In a decision addressing two separate claims of substantial burden under the Religious Land Use and Institutionalized Persons Act (RLUIPA) the Seventh Circuit Court of Appeals reached two different conclusions as to the effects of municipal actions on religious groups. In World Outreach Center v. City of Chicago and Trinity Evangelical Lutheran Church v. City of Peoria, the court held that World Outreach Center had been substantially burdened but that Trinity Evangelical Church had not.
In the World Outreach case the district court had dismissed the action. The building at issue contains mainly recreational and living quarters with some space for religious service. However, the circuit court found that the building's uses were all in furtherance of the religious mission of the organization. Before being purchased the building had been operated as a YMCA for many years and included renting out 168 single room occupancy (SRO) units. During the 80 years of operation by the YMCA the City never required a special permit. Rather the building's use was considered legal nonconforming as it was legal when established and subsequent changes in zoning regulations requiring a special permit for such use did not change its status. Under the Chicago zoning code the legal nonconforming status runs with the land and is not changed by changes in ownership.
However, World Outreach was required to apply for a license to operate the SRO units and the City took the position that it would not issue the SRO licenses without World Outreach first obtaining a special permit. This was despite the fact that the YMCA was issued SRO licenses without being required to apply for the special permit, even after the zoning was changed to require a special permit for the use.
At the instigation of an alderman who was seeking to help a developer acquire the property, the City then rezoned the property to a district which did not even permit SRO as a special permit use. The City continued to insist that a special permit was needed and brought a suit claiming the special permit was required but could not be issued due to the new zoning. The City then voluntarily discontinued the lawsuit but continued, without giving a reason, to deny the SRO license. When Hurricane Katrina struck FEMA contracted to rent 150 of the rooms for a year but the City continued to refuse the SRO licenses.
In April, 2006 World Outreach commenced this action and in August, 2006, without requiring the special permit, the City issued the SRO licenses. The court noted "World Outreach was impeded in its religious mission of providing living facilities to homeless and other needy people and incurred substantial legal expenses as well. It seeks damages, having abandoned its claim for injunctive relief when the City finally issued the SRO license that it had applied for two years earlier."
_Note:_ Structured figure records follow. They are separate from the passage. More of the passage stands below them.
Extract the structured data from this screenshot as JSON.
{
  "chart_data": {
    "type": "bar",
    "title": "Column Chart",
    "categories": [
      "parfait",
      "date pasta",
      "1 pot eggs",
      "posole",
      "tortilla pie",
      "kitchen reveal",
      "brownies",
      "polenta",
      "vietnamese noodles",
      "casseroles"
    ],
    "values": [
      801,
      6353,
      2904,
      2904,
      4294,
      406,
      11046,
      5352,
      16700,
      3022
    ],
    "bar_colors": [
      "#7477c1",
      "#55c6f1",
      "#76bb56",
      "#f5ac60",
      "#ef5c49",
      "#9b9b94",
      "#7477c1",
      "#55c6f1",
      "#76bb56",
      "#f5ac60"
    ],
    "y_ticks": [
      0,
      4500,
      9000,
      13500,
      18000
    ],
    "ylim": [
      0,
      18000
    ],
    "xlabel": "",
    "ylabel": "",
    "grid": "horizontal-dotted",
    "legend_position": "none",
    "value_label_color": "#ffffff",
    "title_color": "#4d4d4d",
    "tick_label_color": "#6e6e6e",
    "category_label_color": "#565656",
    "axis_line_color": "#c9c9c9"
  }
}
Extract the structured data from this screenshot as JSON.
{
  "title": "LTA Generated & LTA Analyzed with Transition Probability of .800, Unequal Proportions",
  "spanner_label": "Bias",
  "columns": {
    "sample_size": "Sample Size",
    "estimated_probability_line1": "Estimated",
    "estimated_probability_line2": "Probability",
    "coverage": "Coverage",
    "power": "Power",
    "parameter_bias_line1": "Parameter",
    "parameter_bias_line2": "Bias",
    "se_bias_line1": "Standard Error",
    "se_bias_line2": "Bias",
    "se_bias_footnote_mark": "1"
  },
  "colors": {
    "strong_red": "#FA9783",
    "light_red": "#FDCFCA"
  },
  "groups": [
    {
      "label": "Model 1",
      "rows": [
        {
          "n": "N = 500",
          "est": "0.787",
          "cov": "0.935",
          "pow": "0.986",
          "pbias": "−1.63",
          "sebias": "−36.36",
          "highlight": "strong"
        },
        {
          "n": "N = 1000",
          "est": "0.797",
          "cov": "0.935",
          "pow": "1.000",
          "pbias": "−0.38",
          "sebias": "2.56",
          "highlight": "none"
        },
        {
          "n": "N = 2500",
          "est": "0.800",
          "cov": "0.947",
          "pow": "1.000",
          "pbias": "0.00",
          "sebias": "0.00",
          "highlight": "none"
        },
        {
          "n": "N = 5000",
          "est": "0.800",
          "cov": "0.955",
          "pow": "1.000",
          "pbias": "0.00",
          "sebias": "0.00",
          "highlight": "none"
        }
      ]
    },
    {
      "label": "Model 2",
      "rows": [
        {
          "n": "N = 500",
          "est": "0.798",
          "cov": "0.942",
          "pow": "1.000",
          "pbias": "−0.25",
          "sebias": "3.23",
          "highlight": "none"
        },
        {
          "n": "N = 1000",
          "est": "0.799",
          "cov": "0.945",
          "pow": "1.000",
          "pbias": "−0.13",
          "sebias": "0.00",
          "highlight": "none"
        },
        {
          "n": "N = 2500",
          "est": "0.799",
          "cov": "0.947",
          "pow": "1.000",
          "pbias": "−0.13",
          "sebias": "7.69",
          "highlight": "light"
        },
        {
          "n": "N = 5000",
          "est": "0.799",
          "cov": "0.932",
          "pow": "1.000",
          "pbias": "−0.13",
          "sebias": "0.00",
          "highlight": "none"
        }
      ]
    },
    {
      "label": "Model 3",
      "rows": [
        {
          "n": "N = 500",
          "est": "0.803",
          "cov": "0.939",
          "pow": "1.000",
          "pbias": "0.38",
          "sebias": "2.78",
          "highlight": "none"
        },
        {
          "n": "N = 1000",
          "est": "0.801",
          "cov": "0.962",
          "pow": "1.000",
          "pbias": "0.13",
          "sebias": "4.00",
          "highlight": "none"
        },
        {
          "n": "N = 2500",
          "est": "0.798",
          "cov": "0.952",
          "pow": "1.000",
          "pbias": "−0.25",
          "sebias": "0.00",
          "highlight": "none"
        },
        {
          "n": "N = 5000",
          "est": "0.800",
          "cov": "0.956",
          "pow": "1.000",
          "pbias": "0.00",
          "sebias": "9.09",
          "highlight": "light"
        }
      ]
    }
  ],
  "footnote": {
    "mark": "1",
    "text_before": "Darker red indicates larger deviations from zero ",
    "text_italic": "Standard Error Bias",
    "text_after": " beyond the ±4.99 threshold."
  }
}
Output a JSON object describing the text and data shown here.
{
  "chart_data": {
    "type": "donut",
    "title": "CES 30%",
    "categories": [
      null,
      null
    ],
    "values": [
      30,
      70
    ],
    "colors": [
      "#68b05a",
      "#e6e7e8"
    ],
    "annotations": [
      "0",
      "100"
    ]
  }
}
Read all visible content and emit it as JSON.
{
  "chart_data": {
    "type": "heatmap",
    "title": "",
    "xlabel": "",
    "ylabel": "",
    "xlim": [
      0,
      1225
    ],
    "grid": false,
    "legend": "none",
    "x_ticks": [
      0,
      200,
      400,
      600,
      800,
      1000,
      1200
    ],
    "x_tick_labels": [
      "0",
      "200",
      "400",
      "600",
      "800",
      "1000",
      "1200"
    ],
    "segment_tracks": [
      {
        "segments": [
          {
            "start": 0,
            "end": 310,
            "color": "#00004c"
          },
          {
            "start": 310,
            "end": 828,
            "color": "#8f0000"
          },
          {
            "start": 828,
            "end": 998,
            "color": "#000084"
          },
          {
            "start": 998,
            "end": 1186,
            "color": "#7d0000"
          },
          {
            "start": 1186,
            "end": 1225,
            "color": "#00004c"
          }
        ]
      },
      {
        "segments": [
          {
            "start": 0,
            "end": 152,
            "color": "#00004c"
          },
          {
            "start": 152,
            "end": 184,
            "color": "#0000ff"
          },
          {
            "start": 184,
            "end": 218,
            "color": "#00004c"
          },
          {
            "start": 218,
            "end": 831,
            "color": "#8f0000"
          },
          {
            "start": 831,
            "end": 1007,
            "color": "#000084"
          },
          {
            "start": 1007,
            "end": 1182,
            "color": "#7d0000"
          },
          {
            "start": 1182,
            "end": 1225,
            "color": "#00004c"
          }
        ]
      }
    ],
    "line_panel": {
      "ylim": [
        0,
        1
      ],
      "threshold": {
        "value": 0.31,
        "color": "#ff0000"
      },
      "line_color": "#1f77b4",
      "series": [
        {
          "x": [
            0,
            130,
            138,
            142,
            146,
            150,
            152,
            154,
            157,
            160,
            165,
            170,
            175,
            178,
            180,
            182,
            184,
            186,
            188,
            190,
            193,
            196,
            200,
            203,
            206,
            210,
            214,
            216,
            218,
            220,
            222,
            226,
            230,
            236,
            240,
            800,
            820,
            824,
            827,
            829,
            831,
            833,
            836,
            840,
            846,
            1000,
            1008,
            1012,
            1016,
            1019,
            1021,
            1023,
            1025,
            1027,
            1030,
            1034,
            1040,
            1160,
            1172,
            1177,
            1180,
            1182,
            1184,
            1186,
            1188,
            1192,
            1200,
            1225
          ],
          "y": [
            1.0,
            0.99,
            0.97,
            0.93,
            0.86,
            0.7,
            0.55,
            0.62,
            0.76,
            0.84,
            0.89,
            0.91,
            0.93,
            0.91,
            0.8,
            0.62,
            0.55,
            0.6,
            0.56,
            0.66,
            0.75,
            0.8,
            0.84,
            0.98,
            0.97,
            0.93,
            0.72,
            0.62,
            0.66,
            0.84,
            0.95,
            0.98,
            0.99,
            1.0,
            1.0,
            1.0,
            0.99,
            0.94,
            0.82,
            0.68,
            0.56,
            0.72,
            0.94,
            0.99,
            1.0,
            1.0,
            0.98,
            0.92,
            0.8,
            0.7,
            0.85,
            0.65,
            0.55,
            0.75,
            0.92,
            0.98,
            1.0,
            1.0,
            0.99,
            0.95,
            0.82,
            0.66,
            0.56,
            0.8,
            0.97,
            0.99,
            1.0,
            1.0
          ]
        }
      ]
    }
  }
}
While the district court dismissed the action on what is essentially as exhaustion of administrative remedies ground-failure to seek the special permit from the zoning board- the circuit court points out the futility of such an application under all of the circumstances and disposes of that argument. Instead the circuit court held the "burden imposed on a small religious organization catering to the poor was substantial (for burden is relative to the weakness of the burdened) ...and there was no possible justification for it."
Interestingly, the court found that the discrimination against World Outreach was not motivated by religious views but rather an attempt by a Chicago alderman to help a developer, who supported the alderman, to acquire the property. The court found that anyone, irrespective of religion would have been discriminated against because of the intent to aid the developer to acquire the site. Yet, the court still held that the equal protection clause is also implicated stating "a deliberate, irrational discrimination, even if it is against one person (or other entity) rather than a group, is actionable under the equal protection clause. . ...That is one of the claims that World Outreach alleges; the claim is supported by the allegations of the complaint; and so it should not have been dismissed. It has nothing to do with religion, but so what?"
The second case, decided as part of the same decision, involves a RLUIPA claim by Trinity Evangelical Lutheran Church against the City of Peoria regarding a parcel the church purchased next to its existing church. A neighborhood group later applied to the City to have the building on the adjacent property designated a landmark. The landmark designation was granted. When the church sought to demolish the building to build a new center it was denied permission, due to the landmark status.
The Church brought a RLUIPA action claiming a substantial burden, The district court granted summary judgment to the City. The circuit court noted that the issue of substantial burden is a factual question "substantiality is a relative term—whether a given burden is substantial depends on its magnitude in relation to the needs and resources of the religious organization in question."
The court then went on to affirm the dismissal noting that the burden on the church is modest not substantial. The court found that the burden would only be substantial if the church had no alternative. But, in this case there is a market for the property and the church can sell the property and use the proceeds to construct its center on other property owned by the church. The court went on to note that the City conceded that the center could be built on the empty lot owned by the church and the court went on to state:
"We imagine that the real purpose of this litigation is to extract a commitment from the City to allow Trinity to build the family-life center on the empty lot, and so viewed the suit has succeeded."